J. Chaka Santos and Planning Commissioner Jose Perez urged the council to send the city manager with the One Voice group.

“He needs to go because he knows what is going on… and because he’s the CEO of the city,” Santos said.

Perez concurred with Santos saying, “If anyone should go, it should be the city manager because he’s got the expertise and knowledge of this city.”

Councilman Dhaliwal said he concurred with Oliver in his assessment of the city manager as a hard worker and that “we need to send someone” to lobby in Washington, D.C. But, he said, “I don’t think we should send anybody else in these economic times.”

As to sending the city manager or a second delegate this year, Dhaliwal said he did not think that was necessary at this time since the two Lathrop projects being pushed for federal funds this year, the Louise Avenue and Lathrop Road interchanges, have been pitched in previous years’ One Voice trips.

Officials in Washington, D.C. “have all the information about both projects. All we need to do is beat the drum,” Dhaliwal explained.

The mayor echoed Oliver’s comments about the city manager being a diligent worker and representative of the city in D.C. The two were the city’s representatives to the One Voice trip last year.

“It’s a very difficult trip. It’s a lot of work,” Sayles said of the weeklong lobbying work.

“I’ll do my best I can with representing the city and COG and the Rail Commission,” she said.

“If times were different, it would be nice to send somebody” with the city carrying the expenses for the trip, Vice Mayor Martha Salcedo said.

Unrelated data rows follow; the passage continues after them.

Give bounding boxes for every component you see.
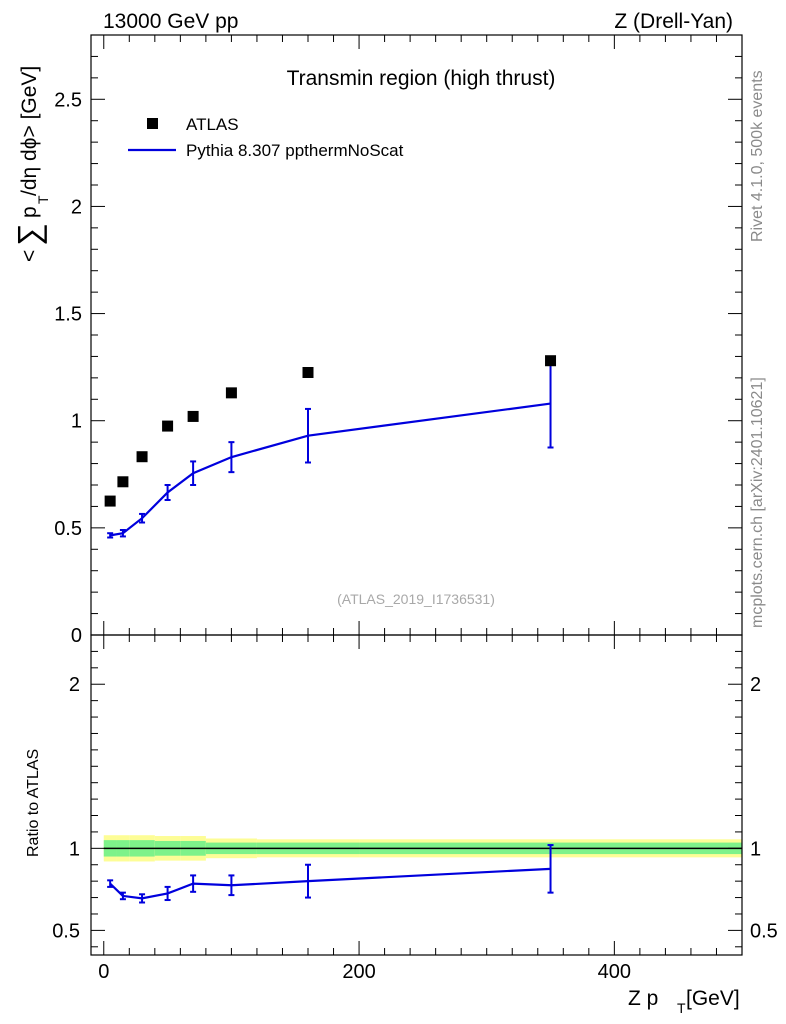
ratio-y-tick-label-left: 1 bbox=[69, 838, 80, 860]
atlas-data-point bbox=[225, 387, 237, 399]
ratio-y-axis-label: Ratio to ATLAS bbox=[25, 749, 42, 857]
x-axis-label: Z p T [GeV] bbox=[628, 987, 740, 1016]
main-y-tick-label: 0 bbox=[71, 625, 82, 647]
xlabel-sub: T bbox=[677, 1000, 686, 1016]
legend-atlas-marker bbox=[147, 118, 158, 129]
main-y-axis-label: < ∑ p T /dη dϕ> [GeV] bbox=[11, 66, 51, 262]
analysis-watermark: (ATLAS_2019_I1736531) bbox=[337, 591, 495, 607]
xlabel-main: Z p bbox=[628, 987, 658, 1010]
ratio-y-tick-label-left: 2 bbox=[69, 674, 80, 696]
main-y-tick-label: 2.5 bbox=[54, 89, 82, 111]
main-y-tick-label: 2 bbox=[71, 196, 82, 218]
ratio-y-tick-label-right: 2 bbox=[750, 674, 761, 696]
main-y-tick-label: 1.5 bbox=[54, 304, 82, 326]
pythia-series-line bbox=[109, 402, 551, 537]
main-y-tick-label: 0.5 bbox=[54, 518, 82, 540]
ratio-y-tick-label-left: 0.5 bbox=[52, 920, 80, 942]
x-tick-label: 400 bbox=[598, 961, 631, 983]
ylabel-sum: ∑ bbox=[11, 223, 47, 246]
mcplots-label: mcplots.cern.ch [arXiv:2401.10621] bbox=[749, 377, 766, 628]
header-right: Z (Drell-Yan) bbox=[614, 10, 733, 33]
legend: ATLAS Pythia 8.307 ppthermNoScat bbox=[128, 115, 404, 160]
ylabel-sub: T bbox=[35, 195, 51, 204]
atlas-data-point bbox=[136, 451, 148, 463]
ratio-pythia-line bbox=[109, 867, 551, 900]
ylabel-rest: /dη dϕ> [GeV] bbox=[18, 66, 41, 196]
main-title: Transmin region (high thrust) bbox=[287, 67, 556, 90]
ylabel-p: p bbox=[18, 206, 41, 218]
atlas-data-point bbox=[117, 476, 129, 488]
legend-pythia-label: Pythia 8.307 ppthermNoScat bbox=[186, 141, 404, 160]
rivet-label: Rivet 4.1.0, 500k events bbox=[749, 70, 766, 242]
x-tick-label: 0 bbox=[98, 961, 109, 983]
header-left: 13000 GeV pp bbox=[103, 10, 238, 33]
legend-atlas-label: ATLAS bbox=[186, 115, 239, 134]
atlas-data-point bbox=[104, 495, 116, 507]
atlas-data-point bbox=[162, 420, 174, 432]
atlas-data-point bbox=[545, 355, 557, 367]
ratio-y-tick-label-right: 0.5 bbox=[750, 920, 778, 942]
x-tick-label: 200 bbox=[342, 961, 375, 983]
ylabel-open: < bbox=[18, 250, 41, 262]
ratio-plot-frame bbox=[90, 634, 743, 956]
main-y-tick-label: 1 bbox=[71, 411, 82, 433]
ratio-y-tick-label-right: 1 bbox=[750, 838, 761, 860]
atlas-data-point bbox=[302, 367, 314, 378]
plot-content: 0 200 400 0 0.5 1 1.5 2 2.5 0.5 0.5 1 1 2 2 ATLAS Pythia… bbox=[52, 34, 778, 983]
atlas-data-point bbox=[187, 410, 199, 422]
xlabel-unit: [GeV] bbox=[686, 987, 740, 1010]
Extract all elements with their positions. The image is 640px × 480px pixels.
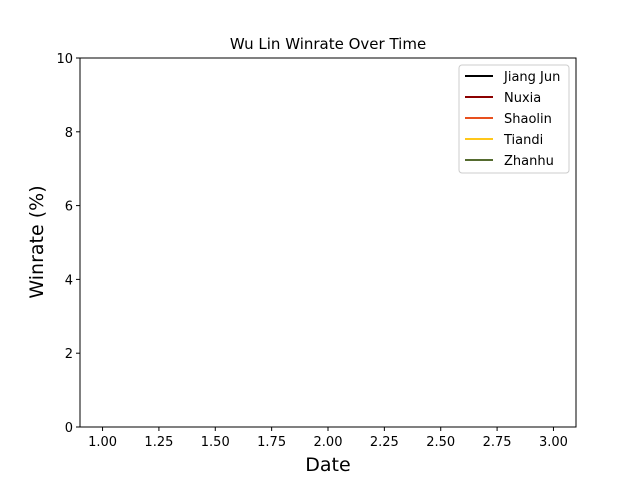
x-tick-label: 2.25 xyxy=(370,435,399,450)
x-tick-label: 1.75 xyxy=(257,435,286,450)
y-axis: 0 2 4 6 8 10 xyxy=(56,52,80,436)
legend-label: Zhanhu xyxy=(504,154,554,169)
legend-label: Nuxia xyxy=(504,91,541,106)
x-tick-label: 2.50 xyxy=(426,435,455,450)
y-tick-label: 0 xyxy=(65,421,73,436)
x-tick-label: 3.00 xyxy=(539,435,568,450)
legend-label: Jiang Jun xyxy=(503,70,560,85)
x-tick-label: 1.00 xyxy=(88,435,117,450)
legend: Jiang Jun Nuxia Shaolin Tiandi Zhanhu xyxy=(458,64,570,174)
y-axis-title: Winrate (%) xyxy=(26,185,48,298)
x-axis-title: Date xyxy=(305,454,350,476)
x-tick-label: 2.75 xyxy=(483,435,512,450)
legend-label: Shaolin xyxy=(504,112,552,127)
y-tick-label: 10 xyxy=(56,52,73,67)
legend-label: Tiandi xyxy=(503,133,543,148)
y-tick-label: 8 xyxy=(65,126,73,141)
x-tick-label: 2.00 xyxy=(314,435,343,450)
y-tick-label: 6 xyxy=(65,200,73,215)
x-tick-label: 1.25 xyxy=(144,435,173,450)
x-tick-label: 1.50 xyxy=(201,435,230,450)
y-tick-label: 4 xyxy=(65,273,73,288)
y-tick-label: 2 xyxy=(65,347,73,362)
chart-title: Wu Lin Winrate Over Time xyxy=(230,35,426,53)
x-axis: 1.00 1.25 1.50 1.75 2.00 2.25 2.50 2.75 3.00 xyxy=(88,427,568,450)
legend-frame xyxy=(458,64,570,174)
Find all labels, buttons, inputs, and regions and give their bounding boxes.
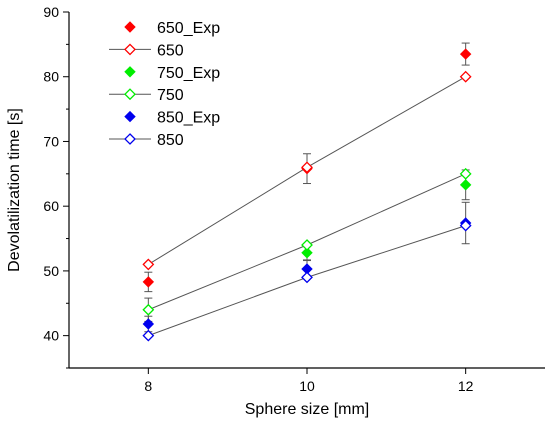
exp-point-650_Exp — [142, 276, 155, 288]
model-point-850 — [142, 329, 155, 342]
legend-marker — [124, 43, 136, 56]
model-point-650 — [301, 161, 313, 174]
axes: 8 10 12 40 50 60 70 80 90 — [43, 4, 545, 394]
model-point-650 — [459, 70, 472, 83]
legend-label: 850_Exp — [157, 110, 220, 127]
model-point-650 — [142, 258, 155, 271]
legend-item: 750 — [109, 87, 184, 104]
legend-label: 850 — [157, 132, 184, 149]
legend-marker — [124, 110, 136, 123]
model-point-750 — [459, 167, 472, 180]
plot-area — [142, 42, 472, 342]
legend-label: 750 — [157, 87, 184, 104]
legend-item: 650_Exp — [124, 20, 220, 37]
legend-item: 850_Exp — [124, 110, 220, 127]
legend-item: 850 — [109, 132, 184, 149]
legend-label: 750_Exp — [157, 65, 220, 82]
legend-marker — [124, 66, 136, 78]
y-tick-label: 40 — [43, 328, 59, 344]
model-point-850 — [459, 219, 472, 232]
model-point-750 — [301, 239, 313, 251]
y-axis-title: Devolatilization time [s] — [6, 108, 23, 272]
exp-point-750_Exp — [459, 179, 472, 191]
legend-label: 650 — [157, 42, 184, 59]
y-tick-label: 60 — [43, 198, 59, 214]
y-tick-label: 70 — [43, 133, 59, 149]
exp-point-750_Exp — [301, 247, 313, 259]
model-point-850 — [301, 271, 313, 284]
legend-marker — [124, 133, 136, 145]
x-tick-label: 8 — [144, 378, 152, 394]
exp-point-850_Exp — [142, 318, 155, 330]
legend: 650_Exp 650 750_Exp 750 850_Exp 850 — [109, 20, 220, 149]
legend-item: 650 — [109, 42, 184, 59]
x-axis-title: Sphere size [mm] — [245, 401, 369, 418]
x-tick-label: 12 — [458, 378, 474, 394]
y-tick-label: 90 — [43, 4, 59, 20]
exp-point-650_Exp — [459, 48, 472, 60]
y-tick-label: 80 — [43, 69, 59, 85]
legend-label: 650_Exp — [157, 20, 220, 37]
y-tick-label: 50 — [43, 263, 59, 279]
legend-marker — [124, 21, 136, 33]
legend-marker — [124, 88, 136, 101]
x-tick-label: 10 — [299, 378, 315, 394]
legend-item: 750_Exp — [124, 65, 220, 82]
model-point-750 — [142, 303, 155, 316]
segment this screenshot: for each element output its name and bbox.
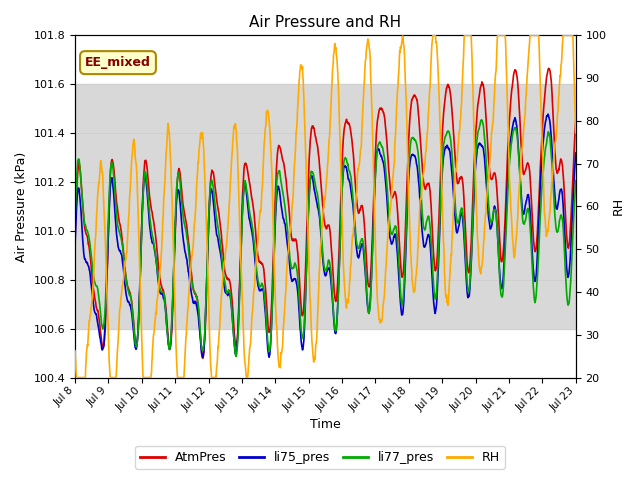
Text: EE_mixed: EE_mixed [85,56,151,69]
Legend: AtmPres, li75_pres, li77_pres, RH: AtmPres, li75_pres, li77_pres, RH [135,446,505,469]
Bar [75,84,576,329]
Title: Air Pressure and RH: Air Pressure and RH [250,15,401,30]
Y-axis label: RH: RH [612,197,625,216]
X-axis label: Time: Time [310,419,340,432]
Y-axis label: Air Pressure (kPa): Air Pressure (kPa) [15,151,28,262]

“Anyone who wants to go should pay their own way,” she added.

Salcedo cast the lone vote last year against the city spending money to send the mayor and the city manager to the same lobbying trip, citing the city’s money woes.

According to the city manager, the One Voice trip, which promotes regional projects in front of policy makers in Washington, D.C., has resulted in Lathrop receiving $1.7 million federal funds over the past nine years. Those funded projects were:

•Louise Avenue-Interstate 5 interchange improvement project, $750,000;
•Lathrop Road/Interstate 5 improvements, $500,000; and,
•Environmental Protection Agency grant for the city’s drinking Well 10 - $523,800.